View of the Saudi port city of Jeddah in 2005. The boat that sunk in Sudanese Red Sea waters was headed to Saudi Arabia. - AFP/File Photo

KHARTOUM: Nearly 200 people drowned on Tuesday when a boat carrying illegal migrants from Sudan to Saudi Arabia caught fire after four hours at sea, Sudanese officials said.

“One hundred and ninety seven people from neighbouring countries drowned in the Red Sea, inside Sudanese territorial waters, following the burning of a boat that was illegally transporting them to Saudi Arabia,” the semi-official Sudan Media Centre said, citing officials.

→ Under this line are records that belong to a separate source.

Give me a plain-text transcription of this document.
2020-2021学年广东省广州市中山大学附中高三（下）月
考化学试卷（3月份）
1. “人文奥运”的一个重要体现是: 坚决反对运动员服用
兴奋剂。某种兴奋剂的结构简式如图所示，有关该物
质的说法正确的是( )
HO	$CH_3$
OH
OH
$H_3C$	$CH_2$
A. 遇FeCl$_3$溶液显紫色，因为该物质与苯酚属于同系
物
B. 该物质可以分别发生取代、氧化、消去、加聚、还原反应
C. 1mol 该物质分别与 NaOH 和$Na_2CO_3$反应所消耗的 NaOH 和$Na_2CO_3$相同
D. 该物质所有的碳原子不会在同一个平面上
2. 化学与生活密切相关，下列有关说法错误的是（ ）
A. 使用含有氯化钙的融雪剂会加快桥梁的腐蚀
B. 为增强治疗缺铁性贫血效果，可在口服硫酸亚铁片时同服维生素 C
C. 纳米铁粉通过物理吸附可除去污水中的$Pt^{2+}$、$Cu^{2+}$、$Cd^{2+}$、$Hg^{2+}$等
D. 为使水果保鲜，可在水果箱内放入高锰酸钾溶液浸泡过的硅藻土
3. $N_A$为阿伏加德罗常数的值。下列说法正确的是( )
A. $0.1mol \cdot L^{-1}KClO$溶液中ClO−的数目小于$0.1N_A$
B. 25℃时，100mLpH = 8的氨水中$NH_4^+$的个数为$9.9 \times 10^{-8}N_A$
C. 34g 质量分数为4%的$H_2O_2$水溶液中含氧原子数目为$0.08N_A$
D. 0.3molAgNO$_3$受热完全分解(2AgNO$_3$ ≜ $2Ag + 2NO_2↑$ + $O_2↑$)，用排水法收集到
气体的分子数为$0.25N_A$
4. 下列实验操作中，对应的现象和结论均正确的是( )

“The information (published by SMC) is correct,” a police spokesman told AFP, adding that further details had not yet been received.

SMC quoted authorities in Sudan’s Red Sea state as saying only three people had been rescued, but that the search for more survivors was ongoing.

They said the people-trafficking operation was planned and implemented in the locality of Tokar, which is about 150 kilometres south of Port Sudan, near the border with Eritrea, and that four Yemenis, who allegedly owned the Cuban-flagged boat, had been arrested.

A separate attempt to smuggle 247 migrants, mostly from Somalia, Eritrea, Chad, and Nigeria, also through Sudan’s coastal region of Tokar, had been foiled, according to the same report.

With an 875 kilometre coastline and long borders with Eritrea, Ethiopia, Chad and Egypt, Sudan is a key transiting country for many African migrants attempting to reach the Arabian peninsula by boat, or overland to Israel.

The UN refugee agency (UNHCR) estimates there are more than 100,000 Eritrean refugees in northern Sudan, most of them living in camps along the country’s border with its eastern neighbour.

The violence in Somalia, meanwhile, compounded by severe drought, has forced more than 135,000 Somalis to flee so far this year, including 54,000 people in June alone, according to the UNHCR.

The UN humanitarian office said last week that 10 million people in the Horn of Africa have been hit by the worst drought in 60 years, with some areas on the verge of famine and thousands on the march in search of food and water.